The tarmac road between our houses ususally has a lovely gravel surface. But as we watched we lost first the gravel – swirling merrily down the road. And then the tarmac.
It crunches when you walk across it – and then sinks. One more rain storm and it will probably join all the rest of the courtyard on the lower terraces.
The water has to go somewhere – it was roaring down the steps towards my potager in torrents until early evening. And cleaning steps also meant washing all the topsoil out of the herb garden to the left, taking the gravel from the paths in the potager to the right and driving all the way down the hill to the road below.
In between this wall of water and the road was a wall. Not any more.
We didn’t hear it fall down, but it’s 20 metres long and now very very flat. God what a disaster.
By this stage we were just mouth agape as we kept on round the farm.
The orchard is a sodden mess and lots of the bank has just disappeared. Our first job was to clear the road of all the soil. But here are a few more pictures of the damage.
The top potager has lost all its steps and the soil at the entrance.
But it’s a walk to nowhere. And this is the hardest part of this sad and sorry story. The mountain avalanche took out my shade garden.
Topsoil? I wish. It’s all gone.
And the path leading up to the potting shed – a path I walk up at least five times a day, has been washed away in three places.
The gravel is on the lawn, the shrubs are uprooted and many of them have disappeared.

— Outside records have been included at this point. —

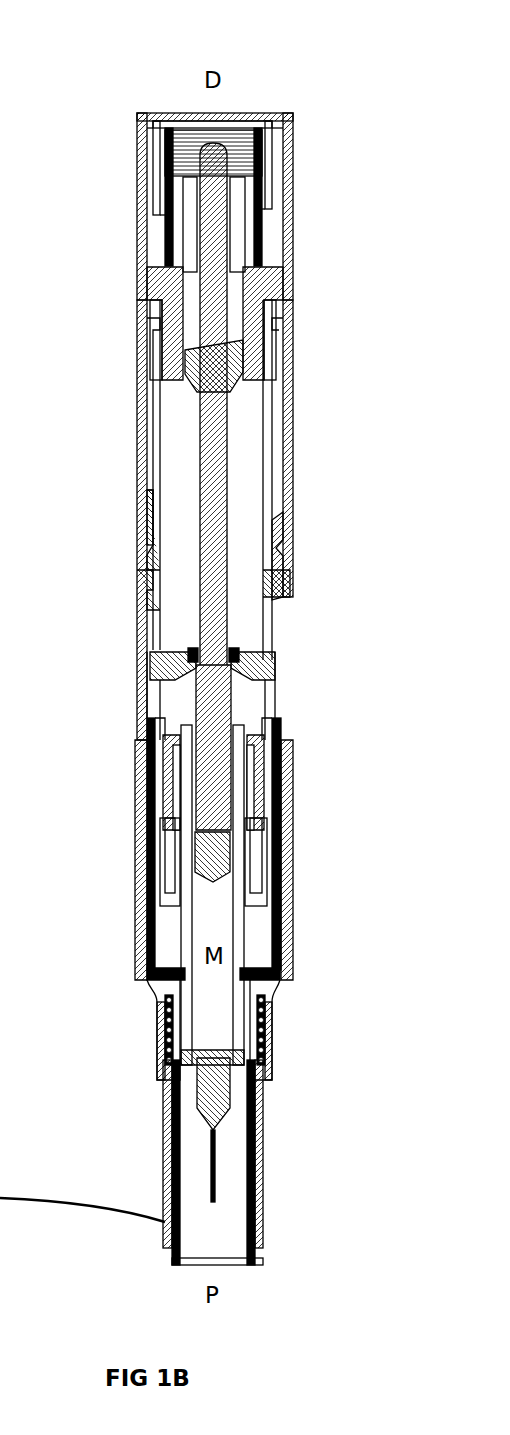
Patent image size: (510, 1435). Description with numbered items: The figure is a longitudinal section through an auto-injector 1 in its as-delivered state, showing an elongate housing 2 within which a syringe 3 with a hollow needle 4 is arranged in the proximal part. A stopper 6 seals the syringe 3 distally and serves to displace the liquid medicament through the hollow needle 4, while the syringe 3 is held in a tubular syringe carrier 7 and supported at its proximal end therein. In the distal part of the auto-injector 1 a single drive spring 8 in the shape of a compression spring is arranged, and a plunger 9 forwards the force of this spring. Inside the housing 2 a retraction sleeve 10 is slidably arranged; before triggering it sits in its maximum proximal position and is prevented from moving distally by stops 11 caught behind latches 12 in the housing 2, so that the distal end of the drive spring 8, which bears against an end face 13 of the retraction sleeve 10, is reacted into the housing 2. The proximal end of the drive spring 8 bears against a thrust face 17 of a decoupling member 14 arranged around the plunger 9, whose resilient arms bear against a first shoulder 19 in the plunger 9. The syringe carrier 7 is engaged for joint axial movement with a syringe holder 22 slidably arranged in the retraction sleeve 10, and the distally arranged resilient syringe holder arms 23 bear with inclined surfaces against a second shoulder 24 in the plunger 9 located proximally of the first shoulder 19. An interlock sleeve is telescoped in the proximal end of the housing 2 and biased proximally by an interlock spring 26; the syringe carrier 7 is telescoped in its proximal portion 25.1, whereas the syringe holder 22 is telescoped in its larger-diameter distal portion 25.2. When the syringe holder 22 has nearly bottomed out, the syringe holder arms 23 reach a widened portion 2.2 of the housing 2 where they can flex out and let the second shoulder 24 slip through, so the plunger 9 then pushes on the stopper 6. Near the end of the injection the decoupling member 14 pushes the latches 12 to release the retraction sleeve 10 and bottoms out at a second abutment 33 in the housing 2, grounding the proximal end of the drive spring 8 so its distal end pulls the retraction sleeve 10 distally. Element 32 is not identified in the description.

The auto-injector 1 is at (288, 42).
The end face 13 is at (178, 112).
The drive spring 8 is at (137, 128).
The thrust face 17 is at (162, 266).
The decoupling member 14 is at (150, 333).
The first shoulder 19 is at (276, 338).
The plunger 9 is at (196, 410).
The housing 2 is at (142, 428).
The retraction sleeve 10 is at (276, 421).
The latches 12 is at (150, 543).
The second abutment 33 is at (150, 573).
The stops 11 is at (290, 553).
The second shoulder 24 is at (190, 650).
The syringe holder arms 23 is at (170, 660).
The syringe holder 22 is at (147, 762).
The widened portion 2.2 is at (292, 786).
The syringe 3 is at (147, 874).
The stopper 6 is at (245, 856).
The distal portion 25.2 is at (147, 922).
The neck 32 is at (147, 954).
The syringe carrier 7 is at (280, 942).
The interlock spring 26 is at (160, 1010).
The proximal portion 25.1 is at (165, 1098).
The hollow needle 4 is at (225, 1148).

The irony is that after six years of baffling and battling, I thought I had finally worked out how to landscape this difficult part of the garden. Hot, dry and shaded. I needn’t have exerted all that energy; the weather sorted my dilemma in just a few hours. It’s a boulder field with random plants. So much for Andrew’s beautiful design. My modern shrubbery is a joke.
I was shocked to learn that Carrisbook farm and garden was destroyed by fire. And Kookootonga was threatened. Little did I know I would lose my garden in the same week.
The hedge above the shade garden is battered and uprooted. I spent ages trying to work out where the lovely calicarpa shrub had gone (it’s the one with the fetching purple berries in winter.)
This mornig it was a matter of picking through the debris and trying to save any plants that had their roots in the air and I could reach.
But what a day. The extent of the damage is just boggling.
And it’s so frustrating as have been so proud of how the garden looks. For the first time in six years I wasn’t making excuses, but taking visitors round and showing them walls, complicated and well established planting schemes, a settled garden.
It’s not all doom. But the damage. There’s months of work just trying to get it back to what it was. And part of me (the miserable, what is the point part) wonders how on earth it can be done. Everywhere you look there is work to do. And none of it is creative.
And how do you get all those tonnes and tonnes of good topsoil back into the garden?
I filled ten buckets of soil just from the pool surrounds this afternoon. And couldn’t manage to carry them up the hill to the shade garden as the steps have gone.
At least you all know what I will be doing for the next six months. One bucket at a time.